この推論は全く間違っているかもしれないが、現在わかっている状況をよく説明できる推論と思われる。

管理職への教訓は、Yellow Flag/ Red Flagに気を付けることだ。

(2020.10.13)

一隅を照らす、これ、国の宝なり

拙著に「一隅を照らす」と添え書きし
尊敬する友人に謹呈した。

すると標記の最澄法師の言葉を返信でいただいた。
大変嬉しかった。
四字熟語では「一燈照遇万燈照国」とも言う。

どんなポジション・立場に置かれようと、
一隅を照らす心構えで仕事に取り組みたい。

一人の燈は小さくてもきっと世の中全体が良くなると
信じながら。

(2020.10.11)

総合的に俯瞰的に

「総合的に俯瞰的に」検討することが流行りのようだ。
McKinseyやHBSのニュースレターがコロナ禍を経たビジネスの変化をいろいろと論じている。

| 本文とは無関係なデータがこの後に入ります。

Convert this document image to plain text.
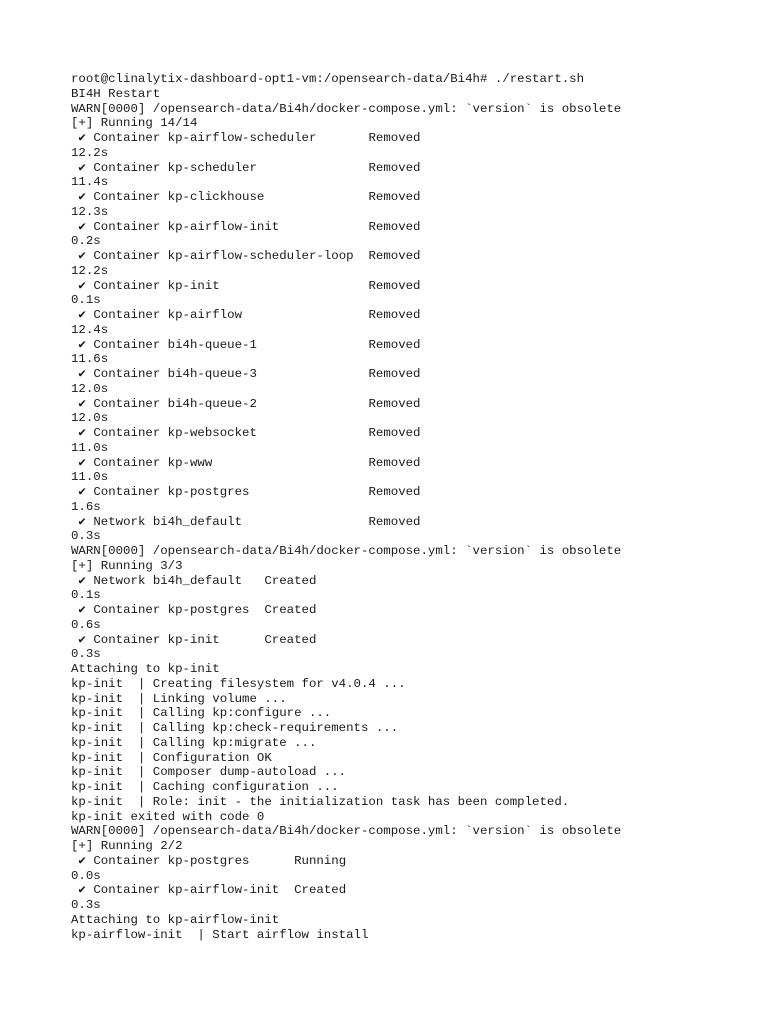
root@clinalytix-dashboard-opt1-vm:/opensearch-data/Bi4h# ./restart.sh
BI4H Restart
WARN[0000] /opensearch-data/Bi4h/docker-compose.yml: `version` is obsolete
[+] Running 14/14
✔ Container kp-airflow-scheduler       Removed
12.2s
✔ Container kp-scheduler               Removed
11.4s
✔ Container kp-clickhouse              Removed
12.3s
✔ Container kp-airflow-init            Removed
0.2s
✔ Container kp-airflow-scheduler-loop  Removed
12.2s
✔ Container kp-init                    Removed
0.1s
✔ Container kp-airflow                 Removed
12.4s
✔ Container bi4h-queue-1               Removed
11.6s
✔ Container bi4h-queue-3               Removed
12.0s
✔ Container bi4h-queue-2               Removed
12.0s
✔ Container kp-websocket               Removed
11.0s
✔ Container kp-www                     Removed
11.0s
✔ Container kp-postgres                Removed
1.6s
✔ Network bi4h_default                 Removed
0.3s
WARN[0000] /opensearch-data/Bi4h/docker-compose.yml: `version` is obsolete
[+] Running 3/3
✔ Network bi4h_default   Created
0.1s
✔ Container kp-postgres  Created
0.6s
✔ Container kp-init      Created
0.3s
Attaching to kp-init
kp-init  | Creating filesystem for v4.0.4 ...
kp-init  | Linking volume ...
kp-init  | Calling kp:configure ...
kp-init  | Calling kp:check-requirements ...
kp-init  | Calling kp:migrate ...
kp-init  | Configuration OK
kp-init  | Composer dump-autoload ...
kp-init  | Caching configuration ...
kp-init  | Role: init - the initialization task has been completed.
kp-init exited with code 0
WARN[0000] /opensearch-data/Bi4h/docker-compose.yml: `version` is obsolete
[+] Running 2/2
✔ Container kp-postgres      Running
0.0s
✔ Container kp-airflow-init  Created
0.3s
Attaching to kp-airflow-init
kp-airflow-init  | Start airflow install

日本の現状に照らして、総合的に俯瞰的にコロナ禍後の事業環境の変化を考えてみたい。

コロナがあってもなくても日本が直面する大きな潮流は以下の5つにまとめられると思われる。
1.成長志向企業のグローバル化
2.安定志向企業の国内市場深化
3.グリーン化
4.少子高齢化
5.貧富格差拡大
コロナ禍が、かかる環境変化を加速するのは間違いない。

日本で唯一世界的に競争力があると思われる自動車産業を例に事業環境変化の影響を考えてみたい。

1.グローバル化
インド市場へいち早く進出したスズキが好例。
日本の殆どの自動車会社がこの路線。差別化が困難。

2.国内市場深化
自動車産業では例に乏しいが、海外展開は
提携先に任せる三菱自動車が例になるか。
PCでは、PanasonicのLet’s Noteが好例。

1.2.は業界レベルで対応可能かもしれないが、
3.4.5.は業界のみでの対応が難しそう。

3.グリーン化
CO2収支の算出には「車生産に際して排出
されるCO2量」「燃料のグリーン化」等が
考慮されるので、
電気自動車を安価に製造できる企業のみならず
他の競争優位を背景に参入する企業が増加しそう。
エネオス+ヤマダ電機とかイーレックス+SONYとか。

4.少子高齢化
社会インフラとしての交通システムの抜本的な
見直しが必要であり個々の企業が自動運転車を
開発すればよいわけではない。
人材も枯渇する中で各社が競うのは経営資源の
無駄かも。

5.貧富の格差拡大
高級車を所有できる一部の富裕層を狙うか(フェラーリ、ベントレー等)公共財としての運搬手段としての車を提供するかの岐路になる。
高級ブランドの無い日本メーカーは殆どが
安価な下駄を作ることになる。社会不安を背景に米大統領が乗るビーストのような特殊車両のニーズが高まるかも。

トヨタがどのように高収益企業の座を維持して行けるかとても興味深い。